A Suburban Rock Star

How Wayzata resident Courtney Yasmineh defied convention and built a rock star career.

The famed Troubadour club in London has hosted the likes of Bob Dylan, Jimi Hendrix, Adele and Amy Winehouse. Yet in March 2013, there stood Wayzata resident Courtney Yasmineh, on stage, ready to close the show. Yasmineh worried that everyone would leave before she even strummed her first note, since she and her bandmates were following three acts of British natives.

“We finished the first song and I thought people were just hanging around talking to their friends or getting ready to go,” Yasmineh says. “Then they were cheering like crazy. I turned and looked back because I thought something must be going on behind me, and [drummer] Rob [Genadek] was saying, ‘They’re cheering for you.’”

The story represents Yasmineh perfectly, showing the insecurity of a musician coming to grips with her own success through a career that began with a rock-star attitude and followed an arc that is beyond unconventional.

Yasmineh always dreamed of playing music for a living. She sang in the church choir at age 8, got her first guitar at the same age, and wrote her first songs at 12, all the while watching other musicians and thinking, “How do I get to do that?” After issues in her home life in Chicago got to be too much, Yasmineh ran away and took refuge in the home of her grandfather (now deceased) on the Iron Range of Minnesota at age 17. “I moved up to northern Minnesota at that time when people thought Bob Dylan was the bomb. And I did too,” she says.

It took years before this rock-star move made Yasmineh an actual rock star. When her high school principal discovered she was living alone, he got her in touch with the head of the English department at Macalester College. She was granted a full scholarship and graduated with a degree in literature and creative writing, minoring in business and also obtaining her teaching license. Shortly after, she married a doctor, had kids, and ended up in Wayzata living the suburban lifestyle. “I loved what I was doing and I believed in my idea of having a more conventional life and raising children,” she says. “I don’t regret putting in the time.”

The years of waiting paid off in 2001, when she wrote a song after 9/11 and ended up parlaying that into her first album in 2004. “I knew I always wanted to [make an album] and I had been performing, but I thought that if you were good, you would get discovered when you were younger, and I didn’t get discovered,” Yasmineh says. “I didn’t understand you had to put your mind to it and fight for it and not take no for an answer.”

Yasmineh ditched her conventional life to do battle for her dream. She thought she would be rejected by the industry because of her age, and that people would write her off as some lady having a midlife crisis. It’s not often you find a middle-aged woman in Wayzata touring Europe with her band.

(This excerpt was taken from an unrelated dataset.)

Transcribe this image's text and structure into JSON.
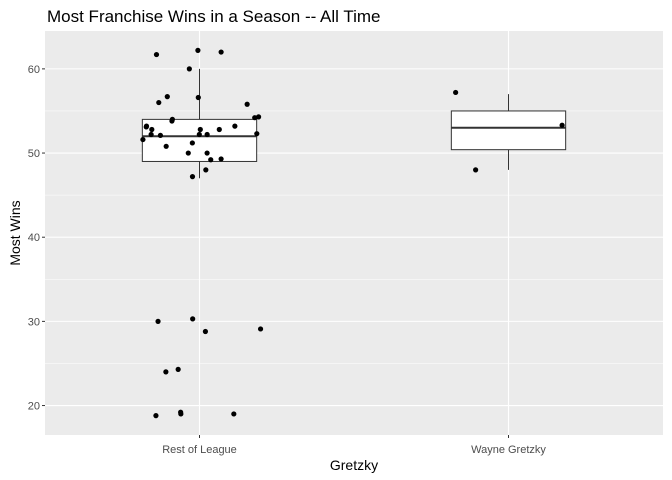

Yasmineh’s fourth record was released in December, and in addition to playing the Twin Cities club scene, she’s completed seven European tours since 2010. Over the years, Yasmineh has fine-tuned a sound that she and Genadek, her drummer and a Grammy nominated music producer, describe as “adult alternative.” She writes her own songs, with Genadek serving as a sounding board for ideas while helping create the musical arrangements and giving Yasmineh the honest, sometimes brutal, feedback she needs.

“She’s started coming into her own and becoming more confident in herself,” Genadek says. “From what she was writing about and where she came from, it seems like a pretty battered place. You go through anything like that and you’re going to be standing on shaky ground—especially with something as personal as music.”

Her songs trace her experiences which give her lyrics meaning. Whether it’s her teenage fans who look up to her or her middle-aged fans who understand what she’s going through, Yasmineh has found her audience through coming to grips with her personal history.

“People lose the ability to write about relationships and everyday sentiments that everybody can relate to,” she says of musicians who grind out a life on the road. “As a songwriter, [my background] has been better—what I’d like it to be is I can offer people meaningful lyrics with real-life experiences that matter to them.”

In March, one year after her gig at the Troubadour, Yasmineh and her band went to Austin, Texas, to play SXSW, one of the biggest music festivals of the year. She’s built a music career during a time in life when most people worry their kids will decide one day they’re leaving school to become a rock star.

“You can defy convention with a tiny bit more confidence,” Yasmineh says. “It has taken all these years to convince myself I can do this… Right this minute, I’m happier about my career than I think a lot of women would say with whatever career they’re doing,” she says “I’m doing the best work of my career right now.”